Biden makes symbolic changes to Oval Office reflecting goals as president
Biden has added portraits of Benjamin Franklin and Franklin Roosevelt.
Not long after he was inaugurated, President Donald Trump had a portrait of the populist and controversial President Andrew Jackson placed prominently in the Oval Office, looking down as he held photo ops, signed sweeping executive orders and sparred with reporters.
But that painting of Jackson has been replaced.Now, next to President Joe Biden as he sits at the Resolute desk is a portrait of one of America's founders, Benjamin Franklin.
Other symbolic changes Biden has made include adding busts of labor organizer and Latino civil rights activist Cesar Chavez, Rev. Martin Luther King Jr., Rosa Parks, Eleanor Roosevelt and former Attorney General Robert F. Kennedy, as well as portraits of Alexander Hamilton and Thomas Jefferson.
"It was important for President Biden to walk into an Oval that looked like America and started to show the landscape of who he is going to be as president," Ashley Williams, the deputy director of Oval Office operations, told the Washington Post.
The busts of King and Kennedy, who Biden on the campaign trail called his political heroes, are in his direct view on either side of the Oval Office fireplace.
The Chavez bust sits among photos of Biden’s family, including one of his beloved late son, Beau, on a table behind him.
Chavez’ son, Paul Chavez, told the Associated Press that when he agreed to lend the bust to the president, he didn't know where it would end up.
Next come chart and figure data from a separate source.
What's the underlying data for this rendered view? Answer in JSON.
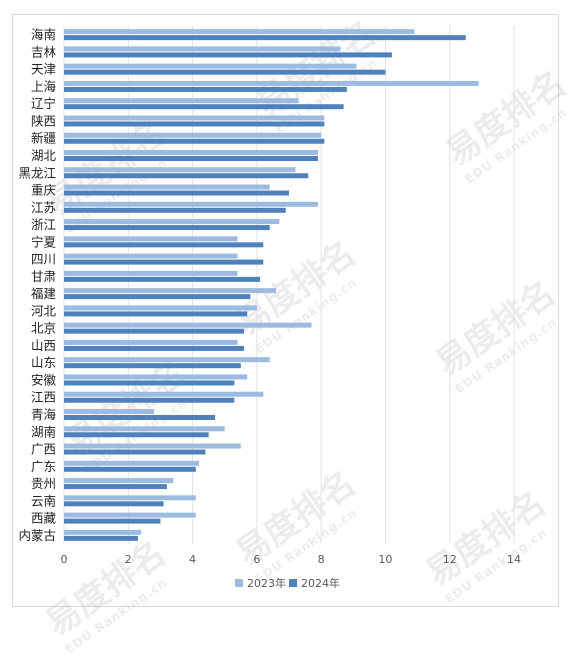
{
  "chart_data": {
    "type": "bar",
    "orientation": "horizontal",
    "title": "",
    "xlabel": "",
    "ylabel": "",
    "xlim": [
      0,
      14
    ],
    "xticks": [
      "0",
      "2",
      "4",
      "6",
      "8",
      "10",
      "12",
      "14"
    ],
    "grid": "vertical",
    "legend_position": "bottom",
    "categories": [
      "海南",
      "吉林",
      "天津",
      "上海",
      "辽宁",
      "陕西",
      "新疆",
      "湖北",
      "黑龙江",
      "重庆",
      "江苏",
      "浙江",
      "宁夏",
      "四川",
      "甘肃",
      "福建",
      "河北",
      "北京",
      "山西",
      "山东",
      "安徽",
      "江西",
      "青海",
      "湖南",
      "广西",
      "广东",
      "贵州",
      "云南",
      "西藏",
      "内蒙古"
    ],
    "series": [
      {
        "name": "2023年",
        "color": "#9dbbe0",
        "values": [
          10.9,
          8.6,
          9.1,
          12.9,
          7.3,
          8.1,
          8.0,
          7.9,
          7.2,
          6.4,
          7.9,
          6.7,
          5.4,
          5.4,
          5.4,
          6.6,
          6.0,
          7.7,
          5.4,
          6.4,
          5.7,
          6.2,
          2.8,
          5.0,
          5.5,
          4.2,
          3.4,
          4.1,
          4.1,
          2.4
        ]
      },
      {
        "name": "2024年",
        "color": "#4f81bd",
        "values": [
          12.5,
          10.2,
          10.0,
          8.8,
          8.7,
          8.1,
          8.1,
          7.9,
          7.6,
          7.0,
          6.9,
          6.4,
          6.2,
          6.2,
          6.1,
          5.8,
          5.7,
          5.6,
          5.6,
          5.5,
          5.3,
          5.3,
          4.7,
          4.5,
          4.4,
          4.1,
          3.2,
          3.1,
          3.0,
          2.3
        ]
      }
    ]
  },
  "watermark": {
    "text": "易度排名",
    "subtext": "EDU Ranking.cn"
  }
}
Seeing it placed so noticeably behind Biden, Chavez said, "we’re still smiling cheek to cheek."
Franklin's portrait is said to be a nod to his respect for science.
A large portrait of President Franklin D. Roosevelt, who also came into office during a time of economic hardship during the Great Depression, hangs right across the room as Biden sits at the Resolute desk.
Portraits of Abraham Lincoln and George Washington also look on from the Oval Office walls.
Biden paired the portraits of Jefferson and Hamilton, his office told the Washington Post as "hallmarks of how differences of opinion, expressed within the guardrails of the Republic, are essential to democracy."
Editor’s note: An earlier version of this article incorrectly referred to Alexander Hamilton as a former president. He was a founding father and the first treasury secretary of the United States. The article has been updated.